The lake is Black Lake, as a preliminary sketch, which includes identifiable foreground objects, clearly shows; among the
black line of hills is the hill where William Pinney had built his cottage. A letter from Sophia to her friend Fanny Cornwall on 3 September 1839 reveals that on the night of 31 August William proposed to Elizabeth, whose Journal remains strangely silent about the entire episode. The proposal shocked Moorash, who was deeply bound to his sister, and who, in a sense that must not be misunderstood, was virtually married to her, but who believed profoundly in her right to lead whatever life she chose. Elizabeth’s feelings are more difficult to grasp, in part because of her refusal or inability to write a single syllable about Pinney’s proposal. It is clear that she liked William immensely; she may even have loved him; his proposal threw her into a profound state of uncertainty, amounting at times to despair, which lasted three days. On the fourth day, the day William was to return to Boston, she refused him.
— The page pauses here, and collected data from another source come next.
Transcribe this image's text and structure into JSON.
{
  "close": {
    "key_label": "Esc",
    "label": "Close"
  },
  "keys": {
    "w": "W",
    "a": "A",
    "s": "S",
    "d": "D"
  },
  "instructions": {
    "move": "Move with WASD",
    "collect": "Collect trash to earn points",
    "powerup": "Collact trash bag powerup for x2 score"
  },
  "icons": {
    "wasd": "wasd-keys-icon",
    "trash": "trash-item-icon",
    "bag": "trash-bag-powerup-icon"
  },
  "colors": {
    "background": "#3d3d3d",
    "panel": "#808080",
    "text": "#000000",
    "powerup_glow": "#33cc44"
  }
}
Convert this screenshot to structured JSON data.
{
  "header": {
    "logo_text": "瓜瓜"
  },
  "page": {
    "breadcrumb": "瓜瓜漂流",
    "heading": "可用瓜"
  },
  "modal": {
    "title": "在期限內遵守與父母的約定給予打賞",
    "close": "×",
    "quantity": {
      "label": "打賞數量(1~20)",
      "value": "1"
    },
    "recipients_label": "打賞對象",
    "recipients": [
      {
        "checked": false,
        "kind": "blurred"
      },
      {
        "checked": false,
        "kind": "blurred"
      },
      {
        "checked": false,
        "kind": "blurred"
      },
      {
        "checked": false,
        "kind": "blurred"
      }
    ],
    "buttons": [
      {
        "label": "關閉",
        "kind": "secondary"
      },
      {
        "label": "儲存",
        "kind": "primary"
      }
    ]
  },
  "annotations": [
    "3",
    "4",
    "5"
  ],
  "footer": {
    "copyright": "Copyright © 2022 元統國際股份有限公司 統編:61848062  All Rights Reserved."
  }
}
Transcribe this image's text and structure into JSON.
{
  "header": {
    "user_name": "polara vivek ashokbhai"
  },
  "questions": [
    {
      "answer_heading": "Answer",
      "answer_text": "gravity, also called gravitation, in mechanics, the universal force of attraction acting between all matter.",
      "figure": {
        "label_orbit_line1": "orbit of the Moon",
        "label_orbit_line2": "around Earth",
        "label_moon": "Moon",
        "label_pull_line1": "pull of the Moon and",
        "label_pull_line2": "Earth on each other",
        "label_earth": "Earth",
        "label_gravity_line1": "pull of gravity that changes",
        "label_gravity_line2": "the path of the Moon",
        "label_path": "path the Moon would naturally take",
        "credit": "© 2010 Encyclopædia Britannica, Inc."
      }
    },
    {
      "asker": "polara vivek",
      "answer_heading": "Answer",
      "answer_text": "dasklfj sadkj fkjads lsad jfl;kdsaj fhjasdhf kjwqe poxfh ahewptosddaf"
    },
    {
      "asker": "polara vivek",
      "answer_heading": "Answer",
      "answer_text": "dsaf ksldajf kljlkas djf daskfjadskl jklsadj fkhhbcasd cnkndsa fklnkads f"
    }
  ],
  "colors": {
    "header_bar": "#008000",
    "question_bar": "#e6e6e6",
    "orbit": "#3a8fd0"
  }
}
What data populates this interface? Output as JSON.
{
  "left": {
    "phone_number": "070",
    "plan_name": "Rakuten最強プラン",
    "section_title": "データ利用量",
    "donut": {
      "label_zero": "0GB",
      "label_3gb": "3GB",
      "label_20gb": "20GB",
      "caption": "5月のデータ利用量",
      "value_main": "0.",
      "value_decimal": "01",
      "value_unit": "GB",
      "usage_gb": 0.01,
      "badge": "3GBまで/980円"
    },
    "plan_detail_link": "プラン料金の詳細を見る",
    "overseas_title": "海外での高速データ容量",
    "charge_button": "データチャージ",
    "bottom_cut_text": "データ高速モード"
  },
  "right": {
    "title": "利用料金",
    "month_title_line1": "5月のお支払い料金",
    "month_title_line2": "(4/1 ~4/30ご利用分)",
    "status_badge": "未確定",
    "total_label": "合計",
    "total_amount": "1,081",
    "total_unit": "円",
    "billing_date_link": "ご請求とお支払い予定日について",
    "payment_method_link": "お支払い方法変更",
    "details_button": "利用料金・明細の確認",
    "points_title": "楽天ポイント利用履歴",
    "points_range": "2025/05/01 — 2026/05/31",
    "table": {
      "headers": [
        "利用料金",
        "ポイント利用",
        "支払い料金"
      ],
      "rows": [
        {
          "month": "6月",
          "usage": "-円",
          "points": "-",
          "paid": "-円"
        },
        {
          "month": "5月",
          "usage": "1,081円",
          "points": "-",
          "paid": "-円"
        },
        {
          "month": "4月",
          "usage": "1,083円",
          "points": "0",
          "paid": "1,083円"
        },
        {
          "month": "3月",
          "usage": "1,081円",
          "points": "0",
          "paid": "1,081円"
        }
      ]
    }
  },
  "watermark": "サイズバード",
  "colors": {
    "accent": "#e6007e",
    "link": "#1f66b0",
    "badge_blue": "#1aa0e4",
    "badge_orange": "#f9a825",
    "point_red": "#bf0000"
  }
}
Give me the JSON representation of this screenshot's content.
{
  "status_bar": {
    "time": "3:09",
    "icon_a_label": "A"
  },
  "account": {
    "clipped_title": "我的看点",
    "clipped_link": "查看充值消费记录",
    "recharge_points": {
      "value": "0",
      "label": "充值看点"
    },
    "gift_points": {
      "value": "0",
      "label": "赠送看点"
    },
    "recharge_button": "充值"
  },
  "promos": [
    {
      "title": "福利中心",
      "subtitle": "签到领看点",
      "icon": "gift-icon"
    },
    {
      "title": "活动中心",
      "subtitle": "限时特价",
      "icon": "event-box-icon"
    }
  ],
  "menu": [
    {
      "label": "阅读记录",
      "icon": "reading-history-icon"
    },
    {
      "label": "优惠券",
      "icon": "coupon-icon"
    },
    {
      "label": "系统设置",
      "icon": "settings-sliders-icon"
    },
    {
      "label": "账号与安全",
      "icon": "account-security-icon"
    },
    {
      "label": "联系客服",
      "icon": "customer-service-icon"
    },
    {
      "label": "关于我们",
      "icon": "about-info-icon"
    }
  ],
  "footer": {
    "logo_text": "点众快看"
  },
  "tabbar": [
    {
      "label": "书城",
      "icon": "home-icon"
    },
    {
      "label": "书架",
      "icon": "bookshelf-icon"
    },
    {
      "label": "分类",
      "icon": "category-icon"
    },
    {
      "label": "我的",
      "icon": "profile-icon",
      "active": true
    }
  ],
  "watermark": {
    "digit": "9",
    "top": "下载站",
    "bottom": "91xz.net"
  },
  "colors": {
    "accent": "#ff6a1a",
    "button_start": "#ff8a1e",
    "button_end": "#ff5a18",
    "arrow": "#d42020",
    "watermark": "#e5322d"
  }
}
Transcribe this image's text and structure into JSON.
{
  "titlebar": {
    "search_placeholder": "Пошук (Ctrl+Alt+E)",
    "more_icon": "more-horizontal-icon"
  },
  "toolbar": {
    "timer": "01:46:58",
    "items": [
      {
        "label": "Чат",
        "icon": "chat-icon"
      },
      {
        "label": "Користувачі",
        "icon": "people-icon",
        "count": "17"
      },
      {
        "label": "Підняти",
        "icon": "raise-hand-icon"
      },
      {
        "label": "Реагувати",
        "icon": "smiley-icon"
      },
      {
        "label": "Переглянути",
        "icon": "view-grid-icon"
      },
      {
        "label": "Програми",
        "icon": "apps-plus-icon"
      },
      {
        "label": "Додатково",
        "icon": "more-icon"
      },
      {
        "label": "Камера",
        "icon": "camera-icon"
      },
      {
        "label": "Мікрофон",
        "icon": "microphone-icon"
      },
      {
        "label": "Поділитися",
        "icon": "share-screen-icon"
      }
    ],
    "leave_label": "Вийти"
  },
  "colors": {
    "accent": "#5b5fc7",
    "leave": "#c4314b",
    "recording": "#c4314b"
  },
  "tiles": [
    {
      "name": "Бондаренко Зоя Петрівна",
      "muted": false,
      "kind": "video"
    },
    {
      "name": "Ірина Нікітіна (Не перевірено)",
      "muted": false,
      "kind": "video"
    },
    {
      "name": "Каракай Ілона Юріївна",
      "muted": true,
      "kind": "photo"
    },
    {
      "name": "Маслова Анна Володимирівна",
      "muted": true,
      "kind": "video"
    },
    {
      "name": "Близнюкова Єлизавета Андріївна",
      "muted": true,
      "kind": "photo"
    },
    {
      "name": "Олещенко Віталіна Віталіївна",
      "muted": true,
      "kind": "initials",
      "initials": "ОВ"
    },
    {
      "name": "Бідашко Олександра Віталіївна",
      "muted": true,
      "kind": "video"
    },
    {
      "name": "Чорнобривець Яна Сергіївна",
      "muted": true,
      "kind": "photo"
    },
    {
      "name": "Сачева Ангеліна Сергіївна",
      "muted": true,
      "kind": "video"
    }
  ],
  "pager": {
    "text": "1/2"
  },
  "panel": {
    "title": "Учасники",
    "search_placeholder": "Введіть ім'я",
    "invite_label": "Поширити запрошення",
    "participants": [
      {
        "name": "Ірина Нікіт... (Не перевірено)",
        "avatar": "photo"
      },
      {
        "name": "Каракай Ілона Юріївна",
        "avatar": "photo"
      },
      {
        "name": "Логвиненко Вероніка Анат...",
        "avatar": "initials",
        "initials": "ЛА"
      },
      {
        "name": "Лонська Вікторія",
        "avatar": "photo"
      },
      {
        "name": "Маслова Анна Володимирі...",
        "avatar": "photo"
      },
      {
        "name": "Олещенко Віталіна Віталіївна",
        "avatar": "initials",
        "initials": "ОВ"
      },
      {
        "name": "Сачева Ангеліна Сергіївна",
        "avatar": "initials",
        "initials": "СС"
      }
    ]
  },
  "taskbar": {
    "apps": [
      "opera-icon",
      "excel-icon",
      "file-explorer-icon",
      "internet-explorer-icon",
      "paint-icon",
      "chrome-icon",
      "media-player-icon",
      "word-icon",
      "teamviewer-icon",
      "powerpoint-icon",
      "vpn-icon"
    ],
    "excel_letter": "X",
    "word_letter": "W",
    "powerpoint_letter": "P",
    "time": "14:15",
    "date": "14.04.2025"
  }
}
What she had to overcome in renouncing William, and therefore a “normal” life, cannot be known; certainly her love for Edmund played its part, but her ardent and complex love for her brother should not be twisted into a banal perversion. Among other things, she feared that her absence might harm him, for he was careless about himself in every way, and once quipped that if it weren’t for Elizabeth he would starve to death out of sheer absentmindedness. If she sacrificed anything—and it is far from certain that she ever was in love with William Pinney—it was for the sake of Edmund’s art.

Moorash was at work on
Clair de lune
by mid-September, less than two weeks after Elizabeth’s refusal. It is possible to see in the painting a retreat from the violence of his sensations to an extreme calm, as he returned in thought to the early days of that summer, when the two brother-sister couples visited back and forth night after night across the enchanted lake. Many entries in Elizabeth’s Journal suggest his happiness that July and August, painting all day in the barn and wandering the warm and sweet-smelling summer nights in the company of his sister, his friend, and his friend’s sister, who was also his sister’s friend. It
is difficult not to see the doubleness of
Clair de lune
as in some sense a reflection of the two harmonious couples, each itself a double. The friendship among the four was to last for seven more years, but it never recaptured the ease and innocence of that summer.

[14]

NACHTSTÜCK
1840
Oil on canvas, 38 1/2 × 30 5/16 in.

A more deliberate contrast to
Clair de lune
can scarcely be imagined: here all is oppressive, shut in, brooding, menacing, suffocating. A shadowy, unnameable creature hangs in the night like black smoke, looming over the dark landscape, which seems to shrivel beneath it. The placement of the black line of hills near the base of the picture creates a paradox that increases the sense of suffocation and menace: an eye accustomed to the expansive effects of immense skyscapes, which seem to lead the mind upward to a higher world far from the petty cares of earth, here confronts a dark, oppressive force that crushes it back to the frail line of hills that appear to be cowering under a blow. The sky-filling creature or monster is rendered with supreme skill, for the slightest touch of exaggeration would have pushed it into caricature; the creature is disturbingly elusive, at once present and absent, now a mere illusion produced by thundery cloud-shapes with swirls of black instead of eyeholes, now a shadowy form brooding over the world.